Publié le jeudi 14 janvier 2010 à 01H00 - Vu 19 fois
« Il y en a de plus en plus », se désole le maire M. Hoffmann. Dans le village, il ne fait pas bon rester dehors. En témoignent plusieurs voitures couvertes de fientes.
Remi WAFFLART
INCROYABLE. Imaginez un champ couvert d'oiseaux. Par dizaines ou centaines de milliers. Soudain, sans prévenir, ils s'envolent en nuée pour se réfugier dans les arbres. Ou simplement fondre sur un jardin ou les vignes. Le vol des étourneaux est désormais bien connu dans notre ciel de Champagne. Mais à Méry-Prémecy, c'est devenu un vrai cauchemar à la Hitchcock. Au point que le maire, Hubert Hoffmann en appelle à l'union pour lancer un cri d'alarme.
« Ils se sédentarisent »
Dans le village, il ne fait pas bon rester dehors. En témoignent les voitures du maire et de son voisin, couvertes de fientes.
On a à peine le temps de lever les yeux au ciel qu'une nouvelle nuée d'oiseaux le traverse.
« Il y en a de plus en plus », se désole M. Hoffmann.

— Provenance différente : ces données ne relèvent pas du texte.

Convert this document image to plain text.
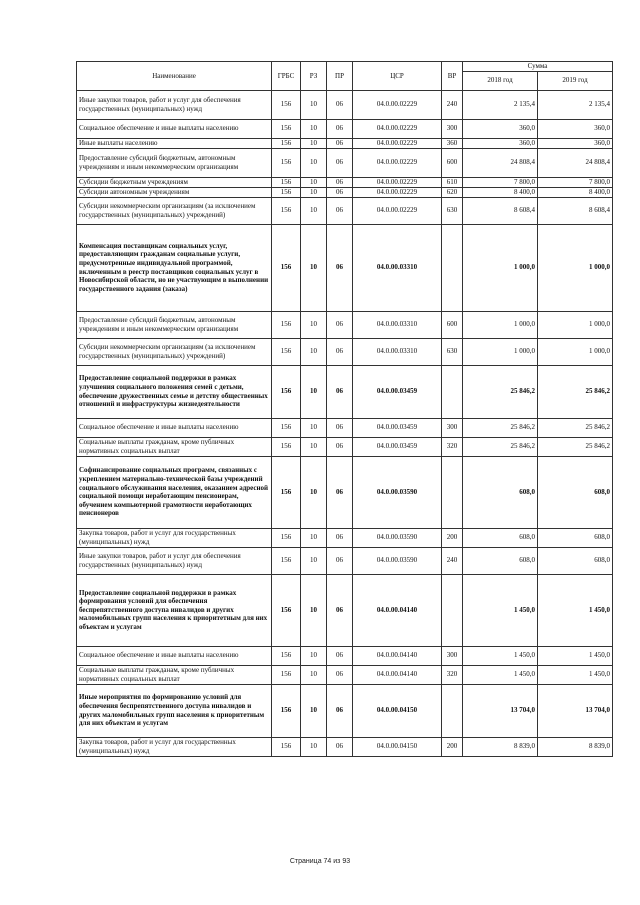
Наименование	ГРБС	РЗ	ПР	ЦСР	ВР	Сумма	
						2018 год	2019 год
Иные закупки товаров, работ и услуг для обеспечения государственных (муниципальных) нужд	156	10	06	04.0.00.02229	240	2 135,4	2 135,4
Социальное обеспечение и иные выплаты населению	156	10	06	04.0.00.02229	300	360,0	360,0
Иные выплаты населению	156	10	06	04.0.00.02229	360	360,0	360,0
Предоставление субсидий бюджетным, автономным учреждениям и иным некоммерческим организациям	156	10	06	04.0.00.02229	600	24 808,4	24 808,4
Субсидии бюджетным учреждениям	156	10	06	04.0.00.02229	610	7 800,0	7 800,0
Субсидии автономным учреждениям	156	10	06	04.0.00.02229	620	8 400,0	8 400,0
Субсидии некоммерческим организациям (за исключением государственных (муниципальных) учреждений)	156	10	06	04.0.00.02229	630	8 608,4	8 608,4
Компенсация поставщикам социальных услуг, предоставляющим гражданам социальные услуги, предусмотренные индивидуальной программой, включенным в реестр поставщиков социальных услуг в Новосибирской области, но не участвующим в выполнении государственного задания (заказа)	156	10	06	04.0.00.03310		1 000,0	1 000,0
Предоставление субсидий бюджетным, автономным учреждениям и иным некоммерческим организациям	156	10	06	04.0.00.03310	600	1 000,0	1 000,0
Субсидии некоммерческим организациям (за исключением государственных (муниципальных) учреждений)	156	10	06	04.0.00.03310	630	1 000,0	1 000,0
Предоставление социальной поддержки в рамках улучшения социального положения семей с детьми, обеспечение дружественных семье и детству общественных отношений и инфраструктуры жизнедеятельности	156	10	06	04.0.00.03459		25 846,2	25 846,2
Социальное обеспечение и иные выплаты населению	156	10	06	04.0.00.03459	300	25 846,2	25 846,2
Социальные выплаты гражданам, кроме публичных нормативных социальных выплат	156	10	06	04.0.00.03459	320	25 846,2	25 846,2
Софинансирование социальных программ, связанных с укреплением материально-технической базы учреждений социального обслуживания населения, оказанием адресной социальной помощи неработающим пенсионерам, обучением компьютерной грамотности неработающих пенсионеров	156	10	06	04.0.00.03590		608,0	608,0
Закупка товаров, работ и услуг для государственных (муниципальных) нужд	156	10	06	04.0.00.03590	200	608,0	608,0
Иные закупки товаров, работ и услуг для обеспечения государственных (муниципальных) нужд	156	10	06	04.0.00.03590	240	608,0	608,0
Предоставление социальной поддержки в рамках формирования условий для обеспечения беспрепятственного доступа инвалидов и других маломобильных групп населения к приоритетным для них объектам и услугам	156	10	06	04.0.00.04140		1 450,0	1 450,0
Социальное обеспечение и иные выплаты населению	156	10	06	04.0.00.04140	300	1 450,0	1 450,0
Социальные выплаты гражданам, кроме публичных нормативных социальных выплат	156	10	06	04.0.00.04140	320	1 450,0	1 450,0
Иные мероприятия по формированию условий для обеспечения беспрепятственного доступа инвалидов и других маломобильных групп населения к приоритетным для них объектам и услугам	156	10	06	04.0.00.04150		13 704,0	13 704,0
Закупка товаров, работ и услуг для государственных (муниципальных) нужд	156	10	06	04.0.00.04150	200	8 839,0	8 839,0
Страница 74 из 93
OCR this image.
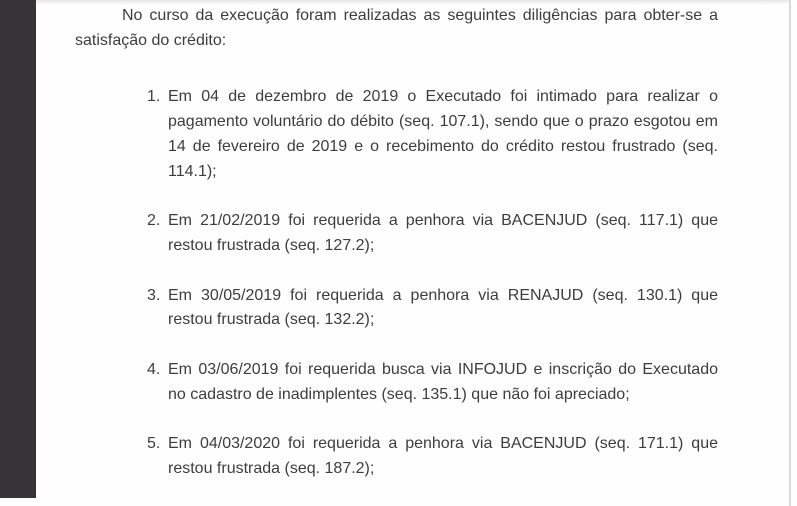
No curso da execução foram realizadas as seguintes diligências para obter-se a satisfação do crédito:

1. Em 04 de dezembro de 2019 o Executado foi intimado para realizar o pagamento voluntário do débito (seq. 107.1), sendo que o prazo esgotou em 14 de fevereiro de 2019 e o recebimento do crédito restou frustrado (seq. 114.1);
2. Em 21/02/2019 foi requerida a penhora via BACENJUD (seq. 117.1) que restou frustrada (seq. 127.2);
3. Em 30/05/2019 foi requerida a penhora via RENAJUD (seq. 130.1) que restou frustrada (seq. 132.2);
4. Em 03/06/2019 foi requerida busca via INFOJUD e inscrição do Executado no cadastro de inadimplentes (seq. 135.1) que não foi apreciado;
5. Em 04/03/2020 foi requerida a penhora via BACENJUD (seq. 171.1) que restou frustrada (seq. 187.2);
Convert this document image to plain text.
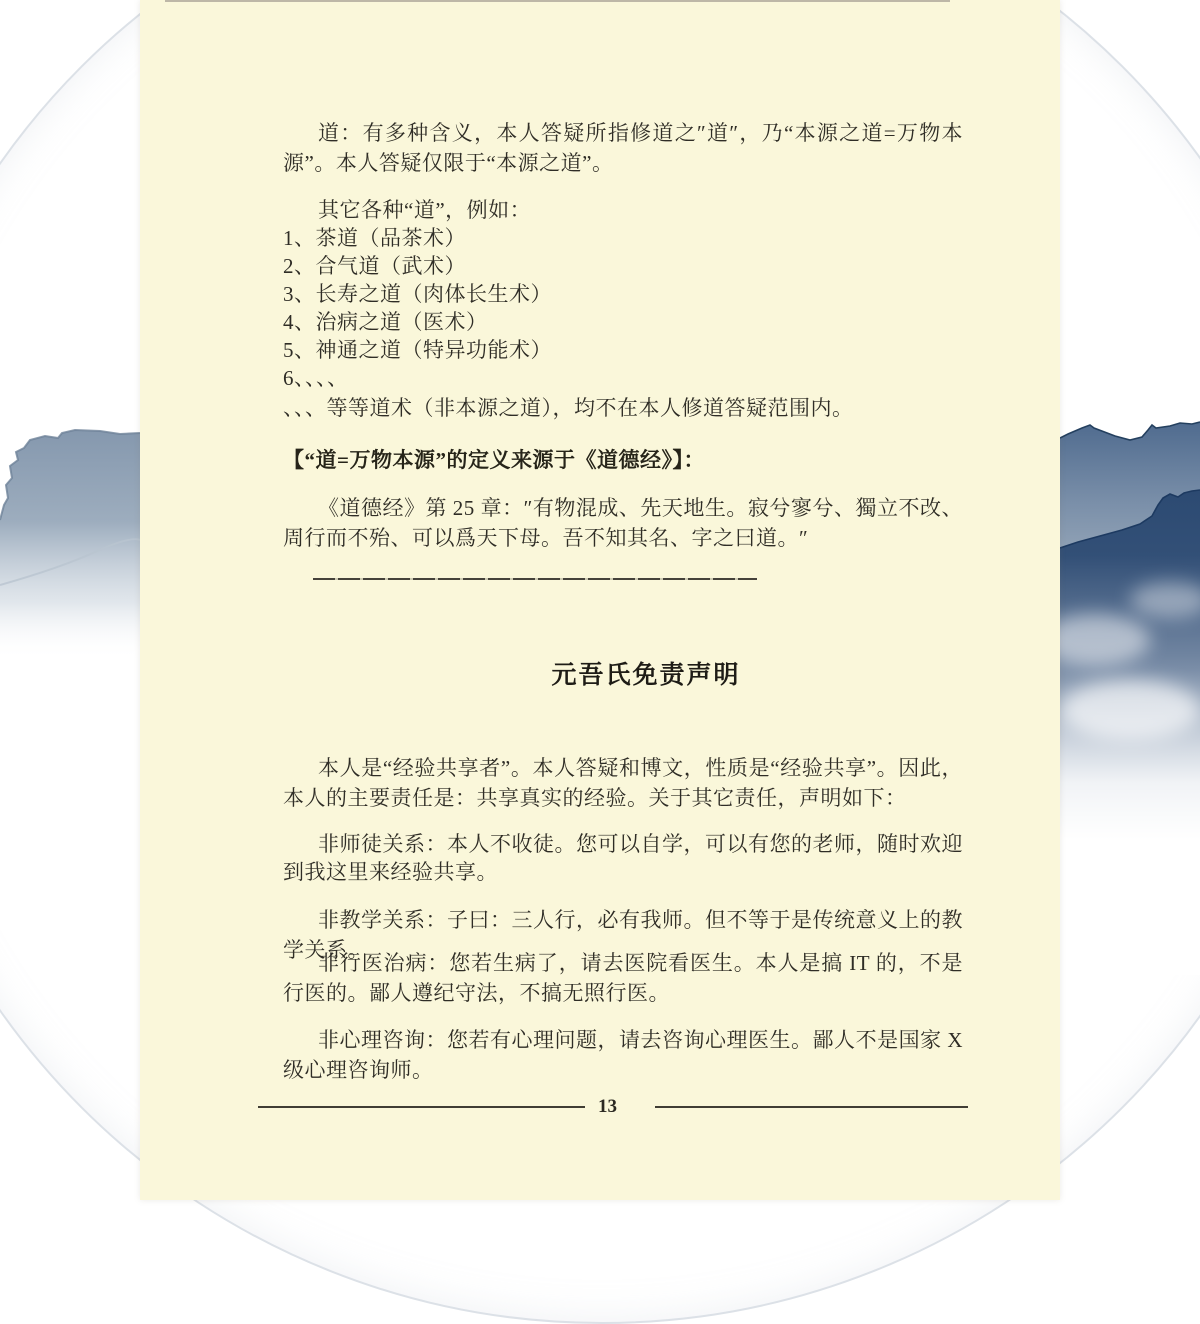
道：有多种含义，本人答疑所指修道之″道″，乃“本源之道=万物本源”。本人答疑仅限于“本源之道”。
其它各种“道”，例如：
1、茶道（品茶术）
2、合气道（武术）
3、长寿之道（肉体长生术）
4、治病之道（医术）
5、神通之道（特异功能术）
6、、、、
、、、等等道术（非本源之道），均不在本人修道答疑范围内。
【“道=万物本源”的定义来源于《道德经》】：
《道德经》第 25 章：″有物混成、先天地生。寂兮寥兮、獨立不改、周行而不殆、可以爲天下母。吾不知其名、字之曰道。″
元吾氏免责声明
本人是“经验共享者”。本人答疑和博文，性质是“经验共享”。因此，本人的主要责任是：共享真实的经验。关于其它责任，声明如下：
非师徒关系：本人不收徒。您可以自学，可以有您的老师，随时欢迎到我这里来经验共享。
非教学关系：子曰：三人行，必有我师。但不等于是传统意义上的教学关系。
非行医治病：您若生病了，请去医院看医生。本人是搞 IT 的，不是行医的。鄙人遵纪守法，不搞无照行医。
非心理咨询：您若有心理问题，请去咨询心理医生。鄙人不是国家 X 级心理咨询师。
13
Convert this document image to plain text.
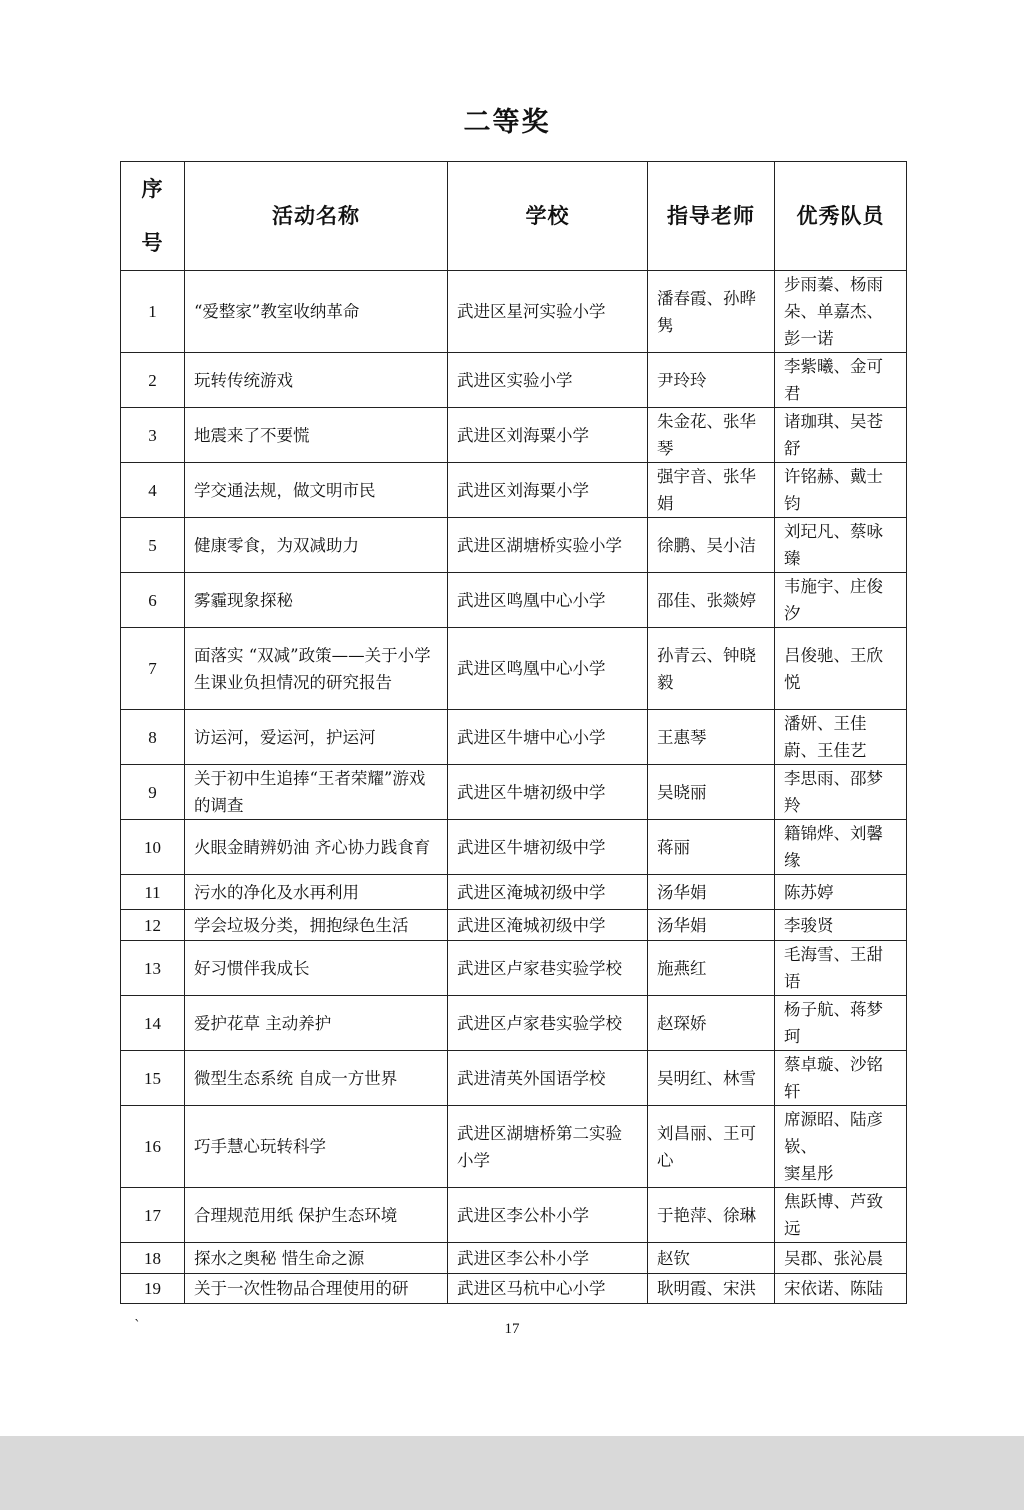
二等奖
序
号	活动名称	学校	指导老师	优秀队员
1	“爱整家”教室收纳革命	武进区星河实验小学	潘春霞、孙晔隽	步雨蓁、杨雨朵、单嘉杰、彭一诺
2	玩转传统游戏	武进区实验小学	尹玲玲	李紫曦、金可君
3	地震来了不要慌	武进区刘海粟小学	朱金花、张华琴	诸珈琪、吴苍舒
4	学交通法规，做文明市民	武进区刘海粟小学	强宇音、张华娟	许铭赫、戴士钧
5	健康零食，为双减助力	武进区湖塘桥实验小学	徐鹏、吴小洁	刘玘凡、蔡咏臻
6	雾霾现象探秘	武进区鸣凰中心小学	邵佳、张燚婷	韦施宇、庄俊汐
7	面落实 “双减”政策——关于小学生课业负担情况的研究报告	武进区鸣凰中心小学	孙青云、钟晓毅	吕俊驰、王欣悦
8	访运河，爱运河，护运河	武进区牛塘中心小学	王惠琴	潘妍、王佳蔚、王佳艺
9	关于初中生追捧“王者荣耀”游戏的调查	武进区牛塘初级中学	吴晓丽	李思雨、邵梦羚
10	火眼金睛辨奶油 齐心协力践食育	武进区牛塘初级中学	蒋丽	籍锦烨、刘馨缘
11	污水的净化及水再利用	武进区淹城初级中学	汤华娟	陈苏婷
12	学会垃圾分类，拥抱绿色生活	武进区淹城初级中学	汤华娟	李骏贤
13	好习惯伴我成长	武进区卢家巷实验学校	施燕红	毛海雪、王甜语
14	爱护花草 主动养护	武进区卢家巷实验学校	赵琛娇	杨子航、蒋梦珂
15	微型生态系统 自成一方世界	武进清英外国语学校	吴明红、林雪	蔡卓璇、沙铭轩
16	巧手慧心玩转科学	武进区湖塘桥第二实验小学	刘昌丽、王可心	席源昭、陆彦嵚、
窦星彤
17	合理规范用纸 保护生态环境	武进区李公朴小学	于艳萍、徐琳	焦跃博、芦致远
18	探水之奥秘 惜生命之源	武进区李公朴小学	赵钦	吴郡、张沁晨
19	关于一次性物品合理使用的研	武进区马杭中心小学	耿明霞、宋洪	宋依诺、陈陆
`	17
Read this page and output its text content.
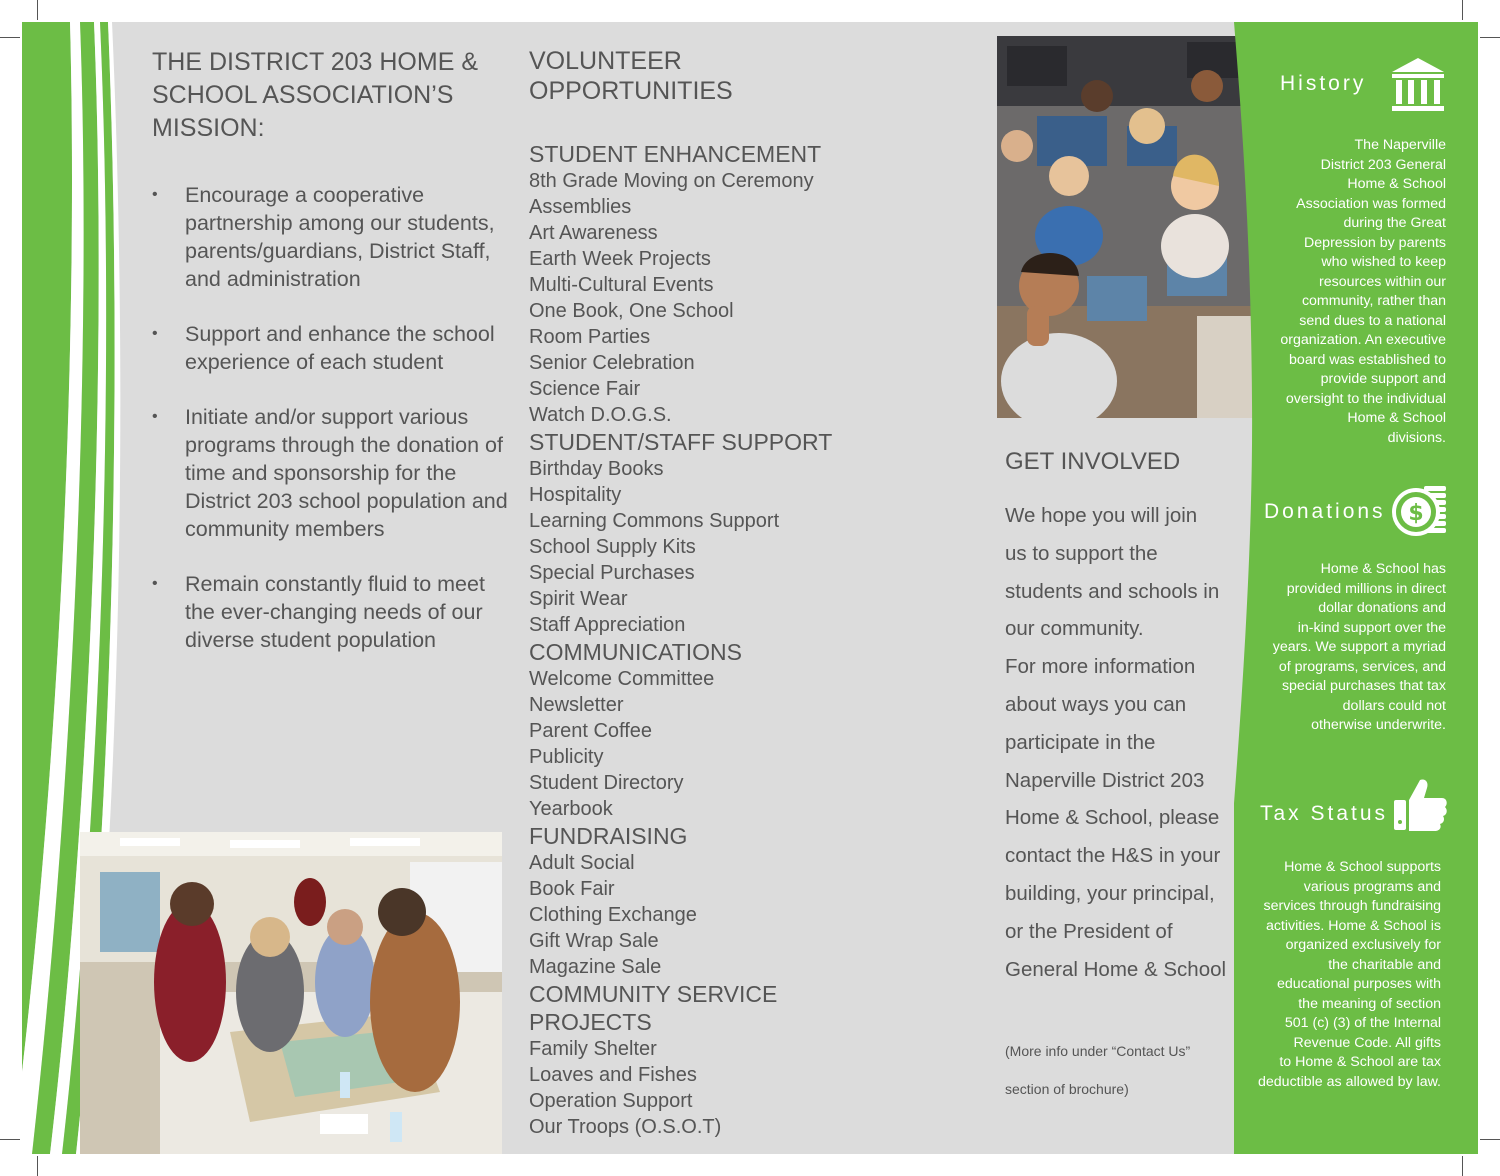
THE DISTRICT 203 HOME & SCHOOL ASSOCIATION’S MISSION:
• Encourage a cooperative partnership among our students, parents/guardians, District Staff, and administration
• Support and enhance the school experience of each student
• Initiate and/or support various programs through the donation of time and sponsorship for the District 203 school population and community members
• Remain constantly fluid to meet the ever-changing needs of our diverse student population
VOLUNTEER OPPORTUNITIES
STUDENT ENHANCEMENT
8th Grade Moving on Ceremony
Assemblies
Art Awareness
Earth Week Projects
Multi-Cultural Events
One Book, One School
Room Parties
Senior Celebration
Science Fair
Watch D.O.G.S.
STUDENT/STAFF SUPPORT
Birthday Books
Hospitality
Learning Commons Support
School Supply Kits
Special Purchases
Spirit Wear
Staff Appreciation
COMMUNICATIONS
Welcome Committee
Newsletter
Parent Coffee
Publicity
Student Directory
Yearbook
FUNDRAISING
Adult Social
Book Fair
Clothing Exchange
Gift Wrap Sale
Magazine Sale
COMMUNITY SERVICE PROJECTS
Family Shelter
Loaves and Fishes
Operation Support
Our Troops (O.S.O.T)
GET INVOLVED
We hope you will join
us to support the
students and schools in
our community.
For more information
about ways you can
participate in the
Naperville District 203
Home & School, please
contact the H&S in your
building, your principal,
or the President of
General Home & School
(More info under “Contact Us”
section of brochure)
History
The Naperville
District 203 General
Home & School
Association was formed
during the Great
Depression by parents
who wished to keep
resources within our
community, rather than
send dues to a national
organization. An executive
board was established to
provide support and
oversight to the individual
Home & School
divisions.
Donations $
Home & School has
provided millions in direct
dollar donations and
in-kind support over the
years. We support a myriad
of programs, services, and
special purchases that tax
dollars could not
otherwise underwrite.
Tax Status
Home & School supports
various programs and
services through fundraising
activities. Home & School is
organized exclusively for
the charitable and
educational purposes with
the meaning of section
501 (c) (3) of the Internal
Revenue Code. All gifts
to Home & School are tax
deductible as allowed by law.
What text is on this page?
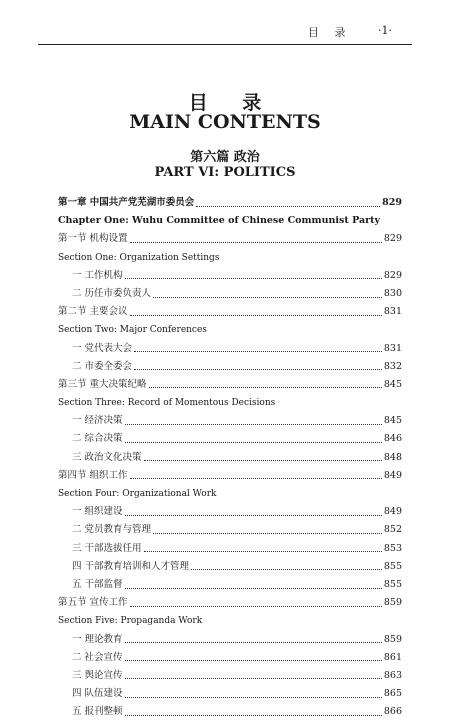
目 录 ·1·
目 录
MAIN CONTENTS
第六篇 政治
PART VI: POLITICS
第一章 中国共产党芜湖市委员会	829
Chapter One: Wuhu Committee of Chinese Communist Party
第一节 机构设置	829
Section One: Organization Settings
一 工作机构	829
二 历任市委负责人	830
第二节 主要会议	831
Section Two: Major Conferences
一 党代表大会	831
二 市委全委会	832
第三节 重大决策纪略	845
Section Three: Record of Momentous Decisions
一 经济决策	845
二 综合决策	846
三 政治文化决策	848
第四节 组织工作	849
Section Four: Organizational Work
一 组织建设	849
二 党员教育与管理	852
三 干部选拔任用	853
四 干部教育培训和人才管理	855
五 干部监督	855
第五节 宣传工作	859
Section Five: Propaganda Work
一 理论教育	859
二 社会宣传	861
三 舆论宣传	863
四 队伍建设	865
五 报刊整顿	866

Lequel observe que le phénomène a tendance à s'accroître depuis trois ou quatre ans. « Ils sont d'abord venus petit à petit. Cette année, c'est l'explosion ! »
Et de décrire la journée des étourneaux : « Ils fonctionnent avec le soleil. Le matin, ils ne sont pas là. Vers 9 heures, ils arrivent. Ensuite, dans la journée, c'est la folie. Ils se déplacent par vagues et se nourrissent sur place. » Après leur gueuleton, ils s'envolent et se soulagent sur le village. Impossible d'y échapper.
La faute aux vignes ?
Autant dire que les habitants en ont plus qu'assez. Mais ils n'arrivent pas à se débarrasser des oiseaux, dont le maire a l'impression qu'ils restent « de plus en plus longtemps », voire même « se sédentarisent ».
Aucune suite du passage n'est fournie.